[Reading-hall-of-fame] Dissolving fluency into useful parts
David Olson
dolson at oise.utoronto.ca
Thu Nov 19 17:13:45 GMT 2009
Dear Jay et al:
I think Jay's comment is helpful in dissolving the notion of "fluency"
into components that, unlike fluency, are relevant to reading, namely,
"decoding and comprehending at the same time". But distinguishing
decoding and comprehension is somewhat puzzling to me and perhaps requires
that we "caliberate our instruments", i.e., adopt a common vocabulary.
Decoding to me is recognizing a word and that implies that we understand
the word; we know it is a word we know. But that sounds a lot like
comprehension. In fact, understanding and comprehending are synonyms.
But if we allow "comprehension" to mean something like sentence or text
comprehension, then Jay can have his two factors at the same time,
understanding the words and linking the word into a comprehensible text.

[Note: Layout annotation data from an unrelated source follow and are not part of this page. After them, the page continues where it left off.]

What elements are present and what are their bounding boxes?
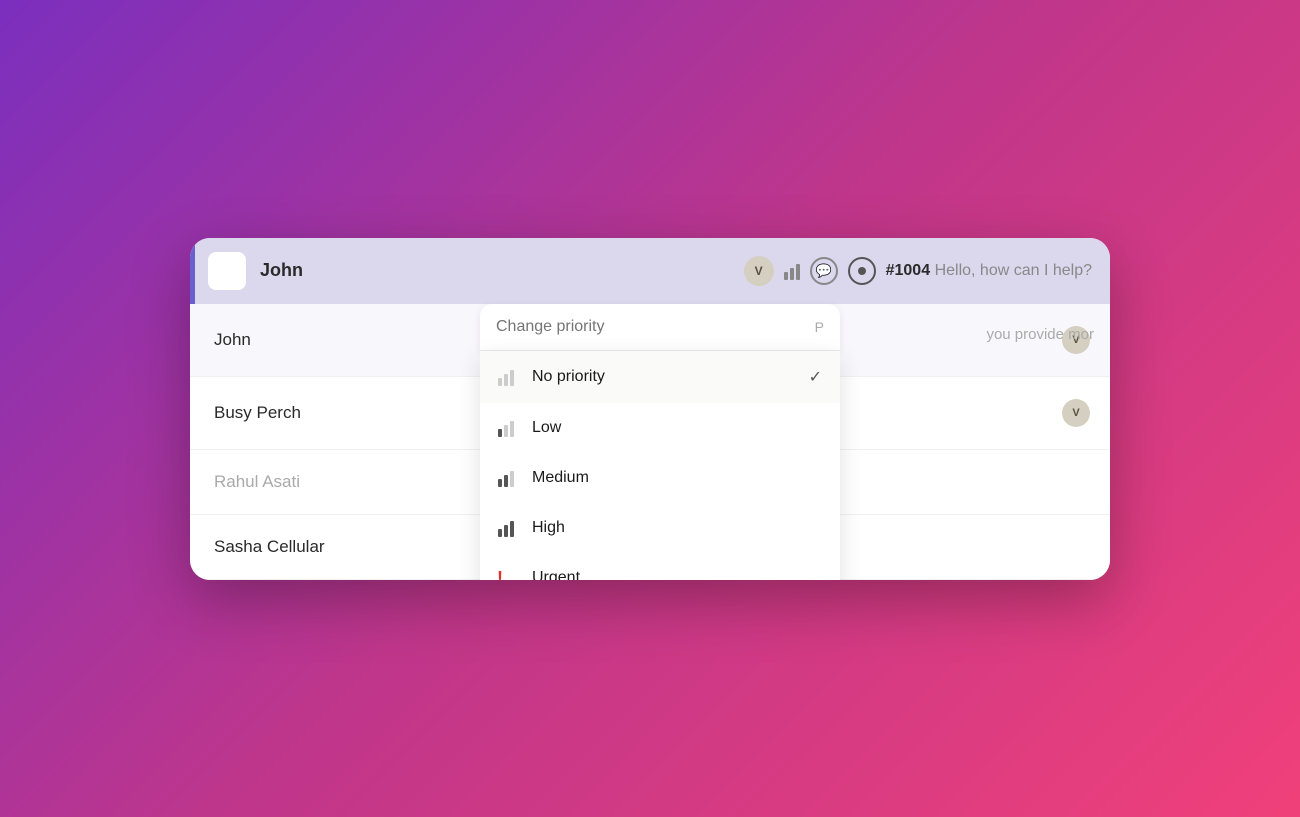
- checkmark-icon: ✓: [809, 367, 822, 387]
- high-priority-icon: [498, 519, 520, 537]
- priority-label: Urgent: [532, 569, 822, 580]
- ticket-message: Hello, how can I help?: [935, 262, 1092, 279]
- priority-label: Low: [532, 419, 822, 437]
- assignee-badge: V: [1062, 399, 1090, 427]
- priority-dropdown: P No priority ✓ Low: [480, 304, 840, 580]
- urgent-priority-icon: !: [498, 569, 520, 580]
- bars-icon[interactable]: [784, 262, 800, 280]
- header-contact-name: John: [260, 260, 730, 281]
- chat-icon[interactable]: 💬: [810, 257, 838, 285]
- medium-priority-icon: [498, 469, 520, 487]
- search-shortcut: P: [815, 319, 824, 335]
- preview-text: you provide mor: [986, 326, 1094, 343]
- ticket-id: #1004: [886, 262, 931, 279]
- dropdown-search-bar[interactable]: P: [480, 304, 840, 351]
- priority-label: No priority: [532, 368, 797, 386]
- priority-option-high[interactable]: High: [480, 503, 840, 553]
- low-priority-icon: [498, 419, 520, 437]
- priority-menu: No priority ✓ Low Medium: [480, 351, 840, 580]
- avatar-square: [208, 252, 246, 290]
- target-icon[interactable]: [848, 257, 876, 285]
- header-row: John V 💬 #1004 Hello, how can I help?: [190, 238, 1110, 304]
- priority-option-medium[interactable]: Medium: [480, 453, 840, 503]
- priority-label: Medium: [532, 469, 822, 487]
- no-priority-icon: [498, 368, 520, 386]
- left-accent: [190, 238, 195, 304]
- main-card: John V 💬 #1004 Hello, how can I help? Jo…: [190, 238, 1110, 580]
- priority-search-input[interactable]: [496, 318, 815, 336]
- priority-option-low[interactable]: Low: [480, 403, 840, 453]
- priority-option-no-priority[interactable]: No priority ✓: [480, 351, 840, 403]
- right-preview: you provide mor: [970, 326, 1110, 344]
- priority-label: High: [532, 519, 822, 537]
- priority-option-urgent[interactable]: ! Urgent: [480, 553, 840, 580]
- content-area: John V Busy Perch V Rahul Asati Sasha Ce…: [190, 304, 1110, 580]
- agent-badge[interactable]: V: [744, 256, 774, 286]
- ticket-info: #1004 Hello, how can I help?: [886, 262, 1092, 280]
- header-icons: V 💬 #1004 Hello, how can I help?: [744, 256, 1092, 286]
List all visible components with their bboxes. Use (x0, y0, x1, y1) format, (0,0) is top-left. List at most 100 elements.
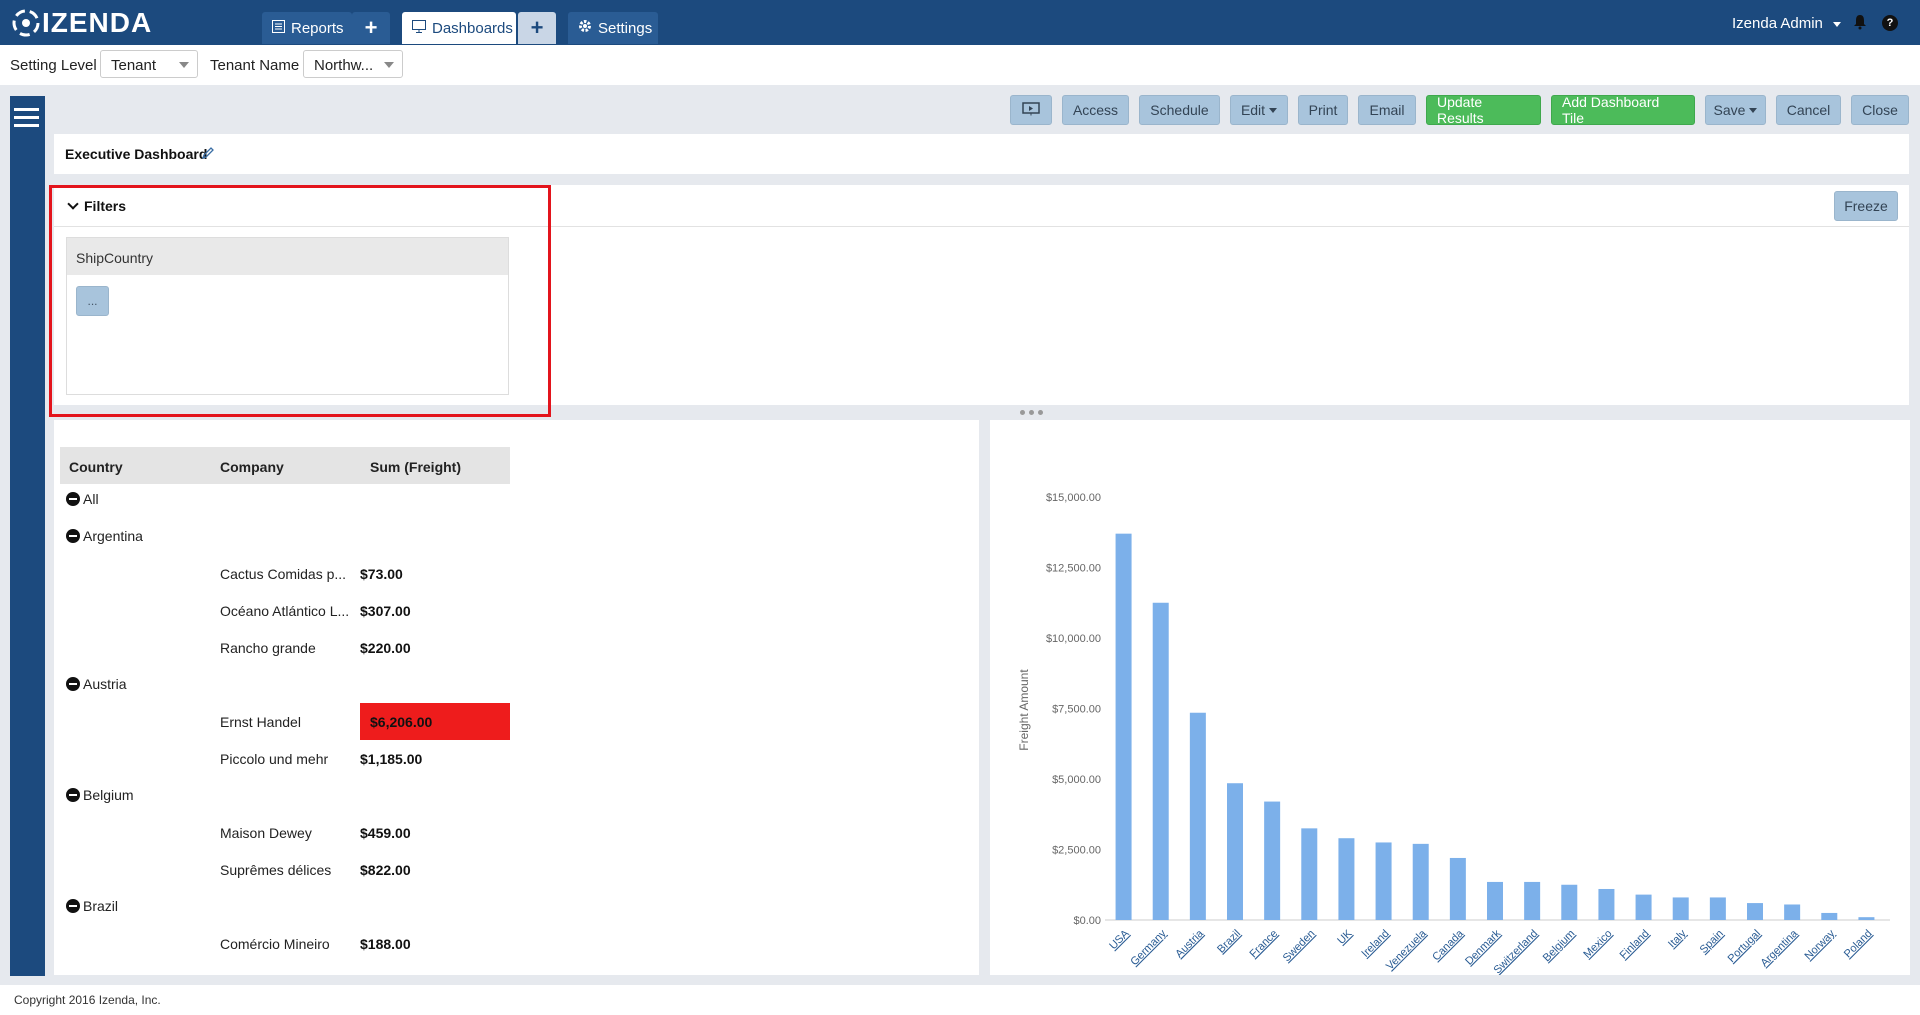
x-tick-label: Ireland (1359, 928, 1391, 960)
cancel-button[interactable]: Cancel (1776, 95, 1841, 125)
freight-amount-cell: $188.00 (360, 936, 411, 952)
tenant-name-label: Tenant Name (210, 57, 300, 74)
x-tick-label: Argentina (1758, 927, 1800, 969)
gear-icon (578, 19, 592, 37)
table-row: Ernst Handel $6,206.00 (60, 703, 510, 740)
left-sidebar (10, 96, 45, 976)
add-dashboard-button[interactable]: + (518, 12, 556, 44)
chart-bar (1524, 881, 1541, 920)
x-tick-label: Spain (1698, 928, 1726, 956)
chart-bar (1449, 857, 1466, 920)
company-cell: Océano Atlántico L... (220, 603, 350, 619)
group-country[interactable]: Belgium (66, 787, 134, 803)
y-tick-label: $5,000.00 (1052, 774, 1101, 786)
group-all[interactable]: All (66, 491, 99, 507)
chart-tile: $0.00 $2,500.00 $5,000.00 $7,500.00 $10,000.… (990, 420, 1910, 976)
group-country[interactable]: Argentina (66, 528, 143, 544)
column-header-sum-freight[interactable]: Sum (Freight) (370, 459, 461, 475)
tenant-name-value: Northw... (314, 57, 374, 74)
drag-handle-icon (1020, 410, 1043, 415)
chart-bar (1858, 917, 1875, 920)
collapse-icon[interactable] (66, 677, 80, 691)
x-tick-label: Austria (1173, 927, 1206, 960)
save-button[interactable]: Save (1705, 95, 1766, 125)
izenda-logo[interactable]: IZENDA (12, 7, 153, 38)
reports-icon (272, 19, 285, 37)
footer: Copyright 2016 Izenda, Inc. (0, 985, 1920, 1015)
hamburger-menu-icon[interactable] (14, 108, 39, 132)
resize-splitter[interactable] (54, 406, 1909, 416)
company-cell: Ernst Handel (220, 714, 301, 730)
freight-amount-cell: $1,185.00 (360, 751, 423, 767)
add-dashboard-tile-button[interactable]: Add Dashboard Tile (1551, 94, 1695, 126)
user-name: Izenda Admin (1732, 15, 1823, 32)
dashboard-icon (412, 19, 426, 37)
x-tick-label: Germany (1128, 927, 1169, 968)
chart-bar (1412, 843, 1429, 920)
collapse-icon[interactable] (66, 529, 80, 543)
collapse-icon[interactable] (66, 492, 80, 506)
chart-bar (1784, 904, 1801, 920)
plus-icon: + (530, 15, 544, 40)
chart-bar (1709, 897, 1726, 920)
x-tick-label: Brazil (1215, 928, 1243, 956)
logo-text: IZENDA (42, 7, 153, 38)
freight-amount-cell: $459.00 (360, 825, 411, 841)
update-results-button[interactable]: Update Results (1426, 94, 1541, 126)
access-button[interactable]: Access (1062, 95, 1129, 125)
x-tick-label: Mexico (1581, 928, 1614, 961)
plus-icon: + (364, 15, 378, 40)
setting-row: Setting Level Tenant Tenant Name Northw.… (0, 45, 1920, 85)
freight-amount-cell: $822.00 (360, 862, 411, 878)
collapse-icon[interactable] (66, 899, 80, 913)
table-row: Belgium (60, 777, 510, 814)
bell-icon[interactable] (1853, 14, 1867, 33)
table-tile: Country Company Sum (Freight) All Argenti… (54, 420, 979, 975)
copyright-text: Copyright 2016 Izenda, Inc. (14, 993, 161, 1007)
edit-button[interactable]: Edit (1230, 95, 1288, 125)
chart-bar (1598, 888, 1615, 920)
chevron-down-icon (384, 62, 394, 68)
top-navbar: IZENDA Reports + Dashboards + Settings I… (0, 0, 1920, 45)
setting-level-value: Tenant (111, 57, 157, 74)
help-icon[interactable]: ? (1882, 15, 1898, 31)
dashboards-tab[interactable]: Dashboards (402, 12, 516, 44)
table-row: Piccolo und mehr $1,185.00 (60, 740, 510, 777)
column-header-country[interactable]: Country (69, 459, 123, 475)
table-row: Cactus Comidas p... $73.00 (60, 555, 510, 592)
tenant-name-select[interactable]: Northw... (303, 50, 403, 78)
chart-bar (1264, 801, 1281, 920)
email-button[interactable]: Email (1358, 95, 1416, 125)
collapse-icon[interactable] (66, 788, 80, 802)
user-menu[interactable]: Izenda Admin (1732, 15, 1842, 32)
chevron-down-icon (1269, 107, 1278, 113)
setting-level-select[interactable]: Tenant (100, 50, 198, 78)
group-country[interactable]: Brazil (66, 898, 118, 914)
chevron-down-icon (179, 62, 189, 68)
schedule-button[interactable]: Schedule (1139, 95, 1220, 125)
table-row: Océano Atlántico L... $307.00 (60, 592, 510, 629)
x-tick-label: Poland (1842, 928, 1875, 961)
x-tick-label: Sweden (1281, 928, 1318, 965)
column-header-company[interactable]: Company (220, 459, 284, 475)
y-tick-label: $7,500.00 (1052, 704, 1101, 716)
pencil-icon[interactable] (201, 146, 215, 163)
reports-tab[interactable]: Reports (262, 12, 352, 44)
table-header: Country Company Sum (Freight) (60, 447, 510, 484)
add-report-button[interactable]: + (352, 12, 390, 44)
freeze-button[interactable]: Freeze (1834, 191, 1898, 221)
settings-tab[interactable]: Settings (568, 12, 658, 44)
company-cell: Cactus Comidas p... (220, 566, 347, 582)
x-tick-label: USA (1107, 927, 1132, 952)
chart-bar (1747, 903, 1763, 920)
group-label: Brazil (83, 898, 119, 914)
print-button[interactable]: Print (1298, 95, 1348, 125)
freight-amount-cell: $220.00 (360, 640, 411, 656)
close-button[interactable]: Close (1851, 95, 1909, 125)
present-button[interactable] (1010, 95, 1052, 125)
x-tick-label: Italy (1666, 927, 1689, 950)
highlighted-cell: $6,206.00 (360, 703, 510, 740)
y-tick-label: $12,500.00 (1046, 563, 1101, 575)
save-label: Save (1713, 102, 1746, 118)
group-country[interactable]: Austria (66, 676, 127, 692)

I would agree that this is critical to competent reading. Can you, Jay,
live with that?
I would hope, thereby, that we have eliminated the necessity for talking
about "fluency" except in Arthur Appleee's sense of "fluency in English",
said informally of a second language learner. Fluency as a direct
indication of reading competence is dangerous as many have implied in that
it legitimizes the use of such tests as the Dibels. The danger of Dibels
is that if it is accepted as a legitimate measure of reading, pedagogical
efforts will be directed to performing well on such tests at the expense
of actual reading. So would it not be better to just say that fluency is
an oversimplified and misleading indication of reading competence?